Он ушёл, хлопнув дверью, оставив Лиз растерянной, озадаченной и ничего не понимающей. Он рассказал ей о Сайласе, какую угрозу он представлял для всех них. Но она всё равно не могла понять, почему её дочь оказалась вовлечена в эту страшную сказку.
«Может быть, потому, что я люблю её?» Что?! Серьёзно?! И это причина, по которой моя дочь повергается смертельной опасности?!
***
Кэролайн лежала, уткнувшись носом в сырой пол подвала. Чувство беспомощности и страха почти поглотило её. Она не знала, сколько времени провела здесь. Она даже не могла предположить, где находится.
Девушка давно уже потеряла счёт времени, и окончательно сойти с ума ей не давала лишь уверенность в том, что Клаус не даст ей умереть.
Ты обязательно найдёшь выход. Ты найдёшь меня. Ты справишься. Прости меня, прости, что так вышло… Что я ничем не могу помочь тебе.
Каждый раз я натыкаюсь на невидимые границы моей тюрьмы. Каждый раз. Не дверь держит меня здесь, а то, что за ней… А что за ней?
Я не знаю.
Но я не могу выйти отсюда. Однажды мне удалось заставить его потерять бдительность, допустить ошибку, и я бросилась к выходу – но наткнулась на непреодолимую преграду.

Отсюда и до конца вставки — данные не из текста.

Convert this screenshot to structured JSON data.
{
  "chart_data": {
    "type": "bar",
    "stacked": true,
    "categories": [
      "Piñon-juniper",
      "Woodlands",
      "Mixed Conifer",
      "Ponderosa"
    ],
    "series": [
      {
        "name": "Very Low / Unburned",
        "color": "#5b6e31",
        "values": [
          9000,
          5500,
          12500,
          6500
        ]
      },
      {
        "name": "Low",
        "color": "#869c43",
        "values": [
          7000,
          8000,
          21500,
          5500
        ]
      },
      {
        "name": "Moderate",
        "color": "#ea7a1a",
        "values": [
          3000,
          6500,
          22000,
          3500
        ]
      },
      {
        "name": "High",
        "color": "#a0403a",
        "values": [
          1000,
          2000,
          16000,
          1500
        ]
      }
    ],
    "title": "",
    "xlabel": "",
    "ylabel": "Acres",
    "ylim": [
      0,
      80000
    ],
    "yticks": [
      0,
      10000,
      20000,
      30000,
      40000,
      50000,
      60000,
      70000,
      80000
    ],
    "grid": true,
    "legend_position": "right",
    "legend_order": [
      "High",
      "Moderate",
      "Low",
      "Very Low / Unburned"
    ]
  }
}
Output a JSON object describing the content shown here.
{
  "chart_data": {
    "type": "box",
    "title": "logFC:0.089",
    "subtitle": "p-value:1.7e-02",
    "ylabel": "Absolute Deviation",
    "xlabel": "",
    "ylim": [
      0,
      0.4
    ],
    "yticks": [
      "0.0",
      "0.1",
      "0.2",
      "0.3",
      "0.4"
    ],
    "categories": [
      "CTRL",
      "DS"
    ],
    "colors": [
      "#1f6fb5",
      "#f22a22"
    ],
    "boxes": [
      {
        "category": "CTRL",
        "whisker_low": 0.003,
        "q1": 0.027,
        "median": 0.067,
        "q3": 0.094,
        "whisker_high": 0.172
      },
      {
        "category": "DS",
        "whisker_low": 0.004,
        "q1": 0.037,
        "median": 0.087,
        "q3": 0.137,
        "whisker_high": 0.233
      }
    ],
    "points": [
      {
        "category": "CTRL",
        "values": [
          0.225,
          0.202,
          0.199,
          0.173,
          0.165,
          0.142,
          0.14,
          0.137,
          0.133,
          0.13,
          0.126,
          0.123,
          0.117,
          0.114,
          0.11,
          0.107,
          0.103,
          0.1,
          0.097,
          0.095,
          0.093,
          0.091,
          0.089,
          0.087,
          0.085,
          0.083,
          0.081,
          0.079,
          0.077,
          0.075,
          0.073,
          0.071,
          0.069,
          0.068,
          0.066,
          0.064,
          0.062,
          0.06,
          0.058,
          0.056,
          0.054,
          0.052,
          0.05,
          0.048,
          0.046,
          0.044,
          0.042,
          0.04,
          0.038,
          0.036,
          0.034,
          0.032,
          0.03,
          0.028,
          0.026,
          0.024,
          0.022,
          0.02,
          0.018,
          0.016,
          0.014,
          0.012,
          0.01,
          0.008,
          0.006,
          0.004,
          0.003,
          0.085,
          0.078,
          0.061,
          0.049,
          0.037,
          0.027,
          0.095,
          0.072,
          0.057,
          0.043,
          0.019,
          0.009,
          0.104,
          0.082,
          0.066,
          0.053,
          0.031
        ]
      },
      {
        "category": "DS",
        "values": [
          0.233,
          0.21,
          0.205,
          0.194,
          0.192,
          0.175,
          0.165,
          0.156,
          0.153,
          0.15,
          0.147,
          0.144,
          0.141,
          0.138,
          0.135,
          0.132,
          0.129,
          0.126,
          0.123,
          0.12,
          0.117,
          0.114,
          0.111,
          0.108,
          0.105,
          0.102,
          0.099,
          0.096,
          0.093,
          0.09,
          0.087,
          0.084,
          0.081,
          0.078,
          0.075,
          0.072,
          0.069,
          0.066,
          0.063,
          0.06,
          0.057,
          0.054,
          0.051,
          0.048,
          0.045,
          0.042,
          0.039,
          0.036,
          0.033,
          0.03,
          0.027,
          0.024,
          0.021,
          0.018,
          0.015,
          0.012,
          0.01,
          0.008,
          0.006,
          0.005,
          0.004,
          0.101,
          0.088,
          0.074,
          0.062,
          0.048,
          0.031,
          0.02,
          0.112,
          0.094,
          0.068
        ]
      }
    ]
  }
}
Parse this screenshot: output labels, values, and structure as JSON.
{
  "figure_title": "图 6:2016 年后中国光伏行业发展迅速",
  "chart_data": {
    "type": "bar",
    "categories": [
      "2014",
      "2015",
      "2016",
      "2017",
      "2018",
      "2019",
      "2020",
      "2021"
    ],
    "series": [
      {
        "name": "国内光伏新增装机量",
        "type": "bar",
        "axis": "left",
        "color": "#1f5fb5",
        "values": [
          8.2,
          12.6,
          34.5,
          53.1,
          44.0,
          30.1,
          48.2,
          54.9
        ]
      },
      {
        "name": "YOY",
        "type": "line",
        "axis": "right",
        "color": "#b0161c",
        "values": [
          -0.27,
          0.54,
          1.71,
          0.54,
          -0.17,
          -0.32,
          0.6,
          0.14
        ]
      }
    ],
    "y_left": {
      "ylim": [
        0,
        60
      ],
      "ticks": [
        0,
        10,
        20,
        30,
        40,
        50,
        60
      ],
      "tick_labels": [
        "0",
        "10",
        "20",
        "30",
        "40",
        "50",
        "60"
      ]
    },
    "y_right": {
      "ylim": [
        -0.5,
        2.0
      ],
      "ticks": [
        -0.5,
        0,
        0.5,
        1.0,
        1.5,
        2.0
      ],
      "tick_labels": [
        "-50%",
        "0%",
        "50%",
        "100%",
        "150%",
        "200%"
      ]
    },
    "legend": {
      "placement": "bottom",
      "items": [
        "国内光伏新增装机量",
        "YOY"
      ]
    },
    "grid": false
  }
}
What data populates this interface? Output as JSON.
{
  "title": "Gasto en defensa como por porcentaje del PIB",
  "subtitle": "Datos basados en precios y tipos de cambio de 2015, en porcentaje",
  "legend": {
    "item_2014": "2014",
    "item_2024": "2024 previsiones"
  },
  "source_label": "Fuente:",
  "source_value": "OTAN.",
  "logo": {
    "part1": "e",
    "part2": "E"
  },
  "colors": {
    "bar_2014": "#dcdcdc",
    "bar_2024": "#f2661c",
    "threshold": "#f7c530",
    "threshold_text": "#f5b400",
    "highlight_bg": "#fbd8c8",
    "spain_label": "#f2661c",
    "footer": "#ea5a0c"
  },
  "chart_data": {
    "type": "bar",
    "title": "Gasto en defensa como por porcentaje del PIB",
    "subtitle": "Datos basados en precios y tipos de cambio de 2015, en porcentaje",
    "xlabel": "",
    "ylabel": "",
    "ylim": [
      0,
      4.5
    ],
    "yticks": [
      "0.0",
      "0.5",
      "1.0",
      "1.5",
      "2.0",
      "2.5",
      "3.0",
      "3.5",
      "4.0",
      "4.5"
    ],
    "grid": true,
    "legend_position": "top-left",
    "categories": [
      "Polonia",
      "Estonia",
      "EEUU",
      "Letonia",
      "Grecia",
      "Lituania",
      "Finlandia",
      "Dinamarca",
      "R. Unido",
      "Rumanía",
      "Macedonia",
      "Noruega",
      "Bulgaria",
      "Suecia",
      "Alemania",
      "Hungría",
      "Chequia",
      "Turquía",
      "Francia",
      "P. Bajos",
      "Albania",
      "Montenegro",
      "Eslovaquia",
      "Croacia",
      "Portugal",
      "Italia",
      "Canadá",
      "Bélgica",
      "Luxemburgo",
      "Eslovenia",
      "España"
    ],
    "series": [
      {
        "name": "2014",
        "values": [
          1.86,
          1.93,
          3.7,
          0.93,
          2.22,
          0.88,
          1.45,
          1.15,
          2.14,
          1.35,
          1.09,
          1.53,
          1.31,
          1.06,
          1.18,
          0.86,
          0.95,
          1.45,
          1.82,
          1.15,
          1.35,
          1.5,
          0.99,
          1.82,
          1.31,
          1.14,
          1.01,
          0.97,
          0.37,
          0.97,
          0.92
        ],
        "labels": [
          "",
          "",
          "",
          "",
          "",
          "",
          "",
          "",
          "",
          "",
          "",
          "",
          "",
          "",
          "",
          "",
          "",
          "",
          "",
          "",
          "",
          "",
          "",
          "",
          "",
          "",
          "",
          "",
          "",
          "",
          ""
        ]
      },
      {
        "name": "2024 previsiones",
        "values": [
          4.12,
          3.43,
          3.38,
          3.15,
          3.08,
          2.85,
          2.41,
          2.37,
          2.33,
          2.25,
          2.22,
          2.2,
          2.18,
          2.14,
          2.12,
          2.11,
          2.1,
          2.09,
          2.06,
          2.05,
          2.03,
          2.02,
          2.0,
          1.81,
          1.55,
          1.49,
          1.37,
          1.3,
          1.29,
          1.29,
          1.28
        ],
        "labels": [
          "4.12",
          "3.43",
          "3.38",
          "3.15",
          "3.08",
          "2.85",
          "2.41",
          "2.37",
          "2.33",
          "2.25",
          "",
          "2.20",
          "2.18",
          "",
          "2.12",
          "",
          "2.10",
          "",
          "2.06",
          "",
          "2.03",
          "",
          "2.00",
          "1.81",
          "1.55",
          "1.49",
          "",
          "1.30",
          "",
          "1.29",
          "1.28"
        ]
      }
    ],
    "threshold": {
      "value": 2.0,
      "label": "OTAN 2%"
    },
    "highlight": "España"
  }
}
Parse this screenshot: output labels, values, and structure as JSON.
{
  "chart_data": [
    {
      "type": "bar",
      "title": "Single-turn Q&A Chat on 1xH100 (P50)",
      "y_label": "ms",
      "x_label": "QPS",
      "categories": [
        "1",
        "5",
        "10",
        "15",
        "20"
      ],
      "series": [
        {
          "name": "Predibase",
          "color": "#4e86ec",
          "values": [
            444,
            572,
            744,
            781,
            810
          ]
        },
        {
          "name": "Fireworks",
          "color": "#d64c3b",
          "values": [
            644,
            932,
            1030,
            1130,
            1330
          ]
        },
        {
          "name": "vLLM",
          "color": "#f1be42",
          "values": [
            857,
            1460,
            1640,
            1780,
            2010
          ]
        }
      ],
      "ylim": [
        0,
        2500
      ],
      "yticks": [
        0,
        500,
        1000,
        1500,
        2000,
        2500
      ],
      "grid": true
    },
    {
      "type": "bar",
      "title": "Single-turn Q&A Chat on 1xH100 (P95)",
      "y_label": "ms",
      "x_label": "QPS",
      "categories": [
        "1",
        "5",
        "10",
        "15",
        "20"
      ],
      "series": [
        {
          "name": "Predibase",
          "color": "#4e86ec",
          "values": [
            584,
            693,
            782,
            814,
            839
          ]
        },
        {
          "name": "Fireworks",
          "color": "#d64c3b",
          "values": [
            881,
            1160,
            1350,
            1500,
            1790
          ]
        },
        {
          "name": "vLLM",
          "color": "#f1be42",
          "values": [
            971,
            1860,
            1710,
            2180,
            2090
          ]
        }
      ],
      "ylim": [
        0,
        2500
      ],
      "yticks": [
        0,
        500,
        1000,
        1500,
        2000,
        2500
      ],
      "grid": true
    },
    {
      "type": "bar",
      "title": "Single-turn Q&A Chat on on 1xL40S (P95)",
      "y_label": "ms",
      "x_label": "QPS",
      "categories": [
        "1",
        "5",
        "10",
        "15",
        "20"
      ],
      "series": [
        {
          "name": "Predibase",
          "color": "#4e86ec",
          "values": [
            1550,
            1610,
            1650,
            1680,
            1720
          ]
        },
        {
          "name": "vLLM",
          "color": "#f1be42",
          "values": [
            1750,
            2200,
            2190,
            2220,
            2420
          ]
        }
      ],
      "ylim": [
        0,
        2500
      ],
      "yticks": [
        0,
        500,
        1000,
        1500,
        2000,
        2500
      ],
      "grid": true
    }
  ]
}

А потом наступила расплата. Он бил меня, самозабвенно, до крови, ломая кости, превращая моё тело в кашу. А мне говорили, что когда-то он любил и был любим… Помнишь, та старая легенда?..
Но разве любивший когда-то может быть так жесток?..
Кэролайн приподнялась и тут же упала на пол. Она давно уже ничего не ела и не питалась. Сначала жажда жгла горло, терзая её каждую секунду. А потом пришла странная апатия. Полнейшее равнодушие ко всему. И даже думать не оставалось сил.
Она пыталась бороться, но это состояние всё сильнее охватывало её.
Мне не должно быть всё равно! Нет, мне не должно быть всё равно!
Она провела в этом подвале неделю. Но для неё это время стало больше, чем вечностью.
Дверь распахнулась, и мой мучитель вошёл в камеру. Знаешь, что убивает меня больше всего? Неизвестность. Где ты, как ты, что с тобой? Какой же я дурой была, когда сомневалась в своих чувствах к тебе! Неужели же только муки и боль могут заставить меня перестать бояться любви? Только ты помогаешь мне пережить этот ад. Только ты. Никто больше. Только мысли о тебе делают меня сильнее. Я хотела бы быть такой, как ты – сильной, уверенной, не боящейся трудностей, никогда не позволяющей себе сломаться. Но я не могу. Я слишком слабая, правда, Клаус? Всего лишь девчонка.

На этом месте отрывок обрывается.